Not only does this provide a new way to interact with matter on a quantum level, but the industrial applications of such quantum phenomenon are endless. This ranges from a simple laser to quantum computing.
The scientists described how they achieve this impressive feat in their publication in Nature Physics.
Using an MRI Machine to Capture a Single Atom
MRI machines are designed to measure the relative densities of spins – the source of the magnetic force between electron and protons. An average machine requires billions of spins to create an image.
The process is the same at the macro level when trying to capture the magnetic field of a single atom. The researchers had to figure out a way to detect a single magnetic field among billions of others.
Using a scanning tunneling microscope (STM), whose tip is as sharp as a single atom, they interacted with the atoms of iron and titanium. The atoms became visible under the STM thanks to its magnetic activity and the precise placement on a magnesium oxide surface.
All that was left was to capture the atoms’ magnetic field.
To do this, the researchers attached an additional magnetically active spin cluster to the STM’s metal tip. Then, as previously done, they passed the microscope over the atom again.
This time, the researchers could record the repulsion or pull of the atom’s magnetic field, similar to how magnets of same or opposite charge act under the STM. The result was an incredibly detailed 3D view of the magnetic field being generated by a single atom.
Even better, the way the iron and titanium atoms interacted with the spin cluster on the tip was very different. As a result, the researchers could conveniently determine the type of atom being passed over from its interaction.
In a statement, lead author of the study, Dr. Phillip Willke said:
“It turns out that the magnetic interaction we measured depends on the properties of both spins, the one on the tip and the one on the sample. For example, the signal that we see for iron atoms is vastly different from that for titanium atoms. This allows us to distinguish different kinds of atoms by their magnetic field signature and makes our technique very powerful.”
The implication of the Technique
With the new imaging technique, scientists can now explore even the most complex structures on the nanoscale.
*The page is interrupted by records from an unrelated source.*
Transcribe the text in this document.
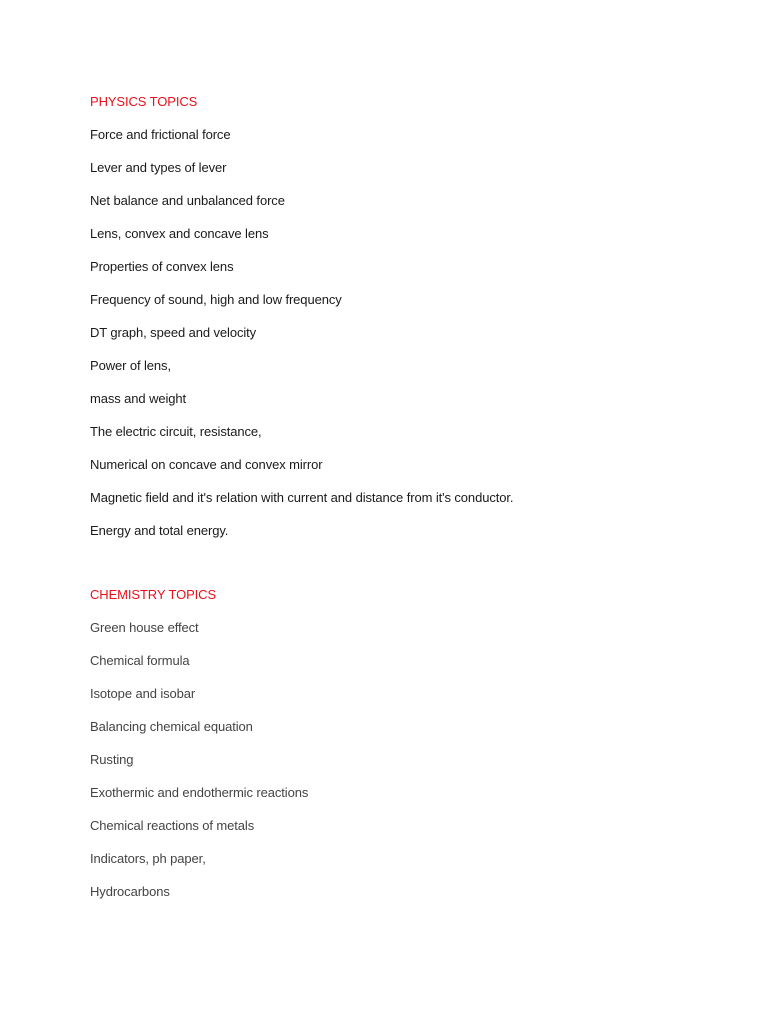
PHYSICS TOPICS
Force and frictional force
Lever and types of lever
Net balance and unbalanced force
Lens, convex and concave lens
Properties of convex lens
Frequency of sound, high and low frequency
DT graph, speed and velocity
Power of lens,
mass and weight
The electric circuit, resistance,
Numerical on concave and convex mirror
Magnetic field and it's relation with current and distance from it's conductor.
Energy and total energy.
CHEMISTRY TOPICS
Green house effect
Chemical formula
Isotope and isobar
Balancing chemical equation
Rusting
Exothermic and endothermic reactions
Chemical reactions of metals
Indicators, ph paper,
Hydrocarbons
From the spin distribution of atoms within chemical compounds to precise control of magnetic materials, the applications are endless.
“Many magnetic phenomena take place on the nanoscale, including the recent generation of magnetic storage devices,” said study co-author Dr. Yujeong Bae. “We now plan to study a variety of systems using our microscopic MRI.”
The QNS team also hope that their technique could further the control and development of quantum systems of computing or communications.